On July 7, Scott sent out a press release announcing that the district committee has officially been formed and that he has been appointed as its chairman. It went on to state that any interested candidates, who must be registered voters who live within the 2nd District, can send their application by e-mail to

Applicants must send in their resume, a copy of their voter registration and voter history. They are welcome to send letters of recommendation. The deadline for applications is July 12. The committee will meet on July 13 at The Lofts on Arthington, an affordable housing development located at 3301 W. Arthington St., from 9 a.m. until 12 p.m.

Prospective appointees that submitted their information prior to the meeting will be given the opportunity to address the District Committee first, followed by any qualifying resident seeking to present themselves for consideration,” according to a recent press statement released by the Cook County Democratic Party. 

In a statement, Scott said that all applications would get a fair chance.

“I am looking forward to an open and fair process,” he stated “The committee will be respectful of Commissioner Steele’s legacy while charting a new direction for the 2nd District of Cook County.” 

Rev.

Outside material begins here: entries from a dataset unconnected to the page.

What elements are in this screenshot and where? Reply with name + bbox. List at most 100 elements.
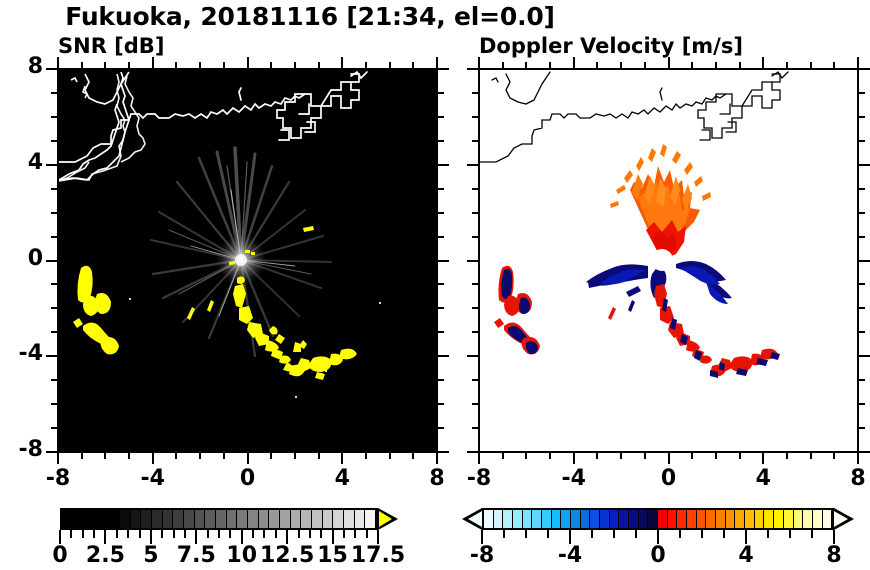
x-tick-bottom	[341, 453, 344, 464]
y-tick-left	[51, 427, 57, 430]
x-tick-bottom	[762, 453, 765, 464]
x-tick-top	[436, 57, 438, 68]
x-tick-bottom	[857, 453, 859, 464]
snr-colorbar[interactable]	[60, 508, 398, 530]
y-tick-left	[51, 283, 57, 286]
colorbar-tick	[172, 530, 175, 538]
colorbar-tick	[218, 530, 220, 538]
x-tick-top	[691, 62, 694, 68]
x-tick-top	[525, 62, 528, 68]
colorbar-over-arrow-fill	[379, 511, 392, 527]
y-tick-left	[46, 163, 57, 166]
y-tick-right	[438, 115, 444, 118]
colorbar-cell	[312, 510, 323, 528]
x-tick-bottom	[388, 453, 391, 459]
y-tick-right	[438, 427, 444, 430]
x-tick-bottom	[270, 453, 273, 459]
colorbar-tick	[161, 530, 164, 538]
colorbar-cell	[100, 510, 111, 528]
snr-radar-image	[59, 70, 436, 451]
colorbar-label: 12.5	[260, 543, 315, 568]
colorbar-tick	[767, 530, 769, 538]
x-tick-top	[785, 62, 788, 68]
x-tick-top	[714, 62, 717, 68]
colorbar-cell	[735, 510, 746, 528]
y-tick-right	[859, 307, 865, 310]
x-tick-bottom	[222, 453, 225, 459]
x-tick-bottom	[525, 453, 528, 459]
colorbar-tick	[81, 530, 84, 538]
y-tick-right	[438, 307, 444, 310]
x-tick-top	[857, 57, 859, 68]
colorbar-cell	[493, 510, 504, 528]
colorbar-cell	[764, 510, 775, 528]
colorbar-cell	[716, 510, 726, 528]
colorbar-label: 0	[52, 543, 68, 568]
y-tick-right	[438, 91, 444, 94]
y-axis-label: -4	[18, 341, 43, 367]
colorbar-cell	[822, 510, 833, 528]
colorbar-tick	[252, 530, 255, 538]
y-tick-right	[859, 451, 870, 453]
colorbar-cell	[522, 510, 533, 528]
colorbar-cell	[162, 510, 174, 528]
colorbar-cell	[152, 510, 163, 528]
x-axis-label: -8	[45, 466, 71, 491]
x-tick-bottom	[175, 453, 178, 459]
y-tick-left	[472, 211, 478, 214]
colorbar-cell	[754, 510, 765, 528]
colorbar-cell	[803, 510, 813, 528]
y-tick-left	[472, 235, 478, 238]
colorbar-tick	[481, 530, 483, 544]
x-tick-bottom	[151, 453, 154, 464]
colorbar-tick	[59, 530, 61, 544]
colorbar-over-arrow-fill	[834, 511, 848, 527]
x-tick-top	[572, 57, 575, 68]
colorbar-cell	[561, 510, 572, 528]
colorbar-tick	[286, 530, 289, 544]
x-tick-top	[762, 57, 765, 68]
y-tick-left	[46, 68, 57, 70]
y-tick-right	[859, 331, 865, 334]
colorbar-cell	[542, 510, 552, 528]
x-tick-top	[222, 62, 225, 68]
y-tick-right	[859, 91, 865, 94]
colorbar-cell	[706, 510, 717, 528]
colorbar-under-arrow-fill	[468, 511, 482, 527]
colorbar-tick	[127, 530, 130, 538]
colorbar-cell	[658, 510, 668, 528]
doppler-plot-area[interactable]	[478, 68, 859, 453]
colorbar-label: 8	[826, 543, 842, 568]
colorbar-cell	[609, 510, 620, 528]
x-tick-bottom	[620, 453, 623, 459]
colorbar-cell	[226, 510, 238, 528]
y-tick-left	[46, 259, 57, 262]
colorbar-tick	[308, 530, 311, 538]
y-tick-left	[51, 307, 57, 310]
colorbar-tick	[365, 530, 368, 538]
doppler-colorbar[interactable]	[462, 508, 854, 530]
snr-plot-area[interactable]	[57, 68, 438, 453]
colorbar-tick	[503, 530, 505, 538]
y-tick-left	[472, 427, 478, 430]
x-tick-top	[199, 62, 202, 68]
colorbar-label: 4	[738, 543, 754, 568]
colorbar-tick	[591, 530, 593, 538]
y-axis-label: 0	[27, 245, 43, 271]
y-tick-left	[472, 283, 478, 286]
x-tick-bottom	[317, 453, 320, 459]
x-tick-bottom	[246, 453, 249, 464]
y-tick-right	[859, 139, 865, 142]
x-tick-bottom	[738, 453, 741, 459]
y-tick-right	[438, 403, 444, 406]
x-tick-top	[270, 62, 273, 68]
x-tick-bottom	[572, 453, 575, 464]
colorbar-cell	[687, 510, 697, 528]
y-tick-right	[859, 379, 865, 382]
colorbar-cell	[551, 510, 562, 528]
x-tick-top	[833, 62, 836, 68]
y-tick-right	[438, 379, 444, 382]
y-tick-right	[859, 355, 870, 358]
x-axis-label: 4	[334, 466, 350, 491]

Jesse Jackson Sr.: ‘Lawndale Christian Health Center’ should be named after Steele

During the July 1 funeral services for Cook County Commissioner Robert Steele (2nd), who died on June 19 while recovering from pneumonia, civil rights activist Rev. Jesse Jackson Sr. suggested that the Lawndale Christian Health Center, 3860 W. Ogden Ave., be renamed in honor of the late commissioner.

“There’s a Lawndale Health Center because of Brother Steele,” Jackson said during brief comments he delivered at the service, held at Freedom Baptist Church in west suburban Hillside. “It should be named after him in my opinion.”

During his comments, Jackson called Steele “a change agent,” “an honorable servant who loved his family so much” and someone “who wanted to be his mother’s son.”

Jackson also recounted the efforts by Steele’s mother, former Cook County Board President Bobbie Steele, to rename the former Cook County Hospital after the late Cook County Board President John H. Stroger Jr.

“His mother led the drive to get Cook County Hospital to be named Stroger. It’s Stroger today because of his mother, Bobbie. Stroger was not destined to be Stroger.

“There’s a Daley family lineage of service in Chicago,” Jackson added. “There’s a Steele family lineage of service.”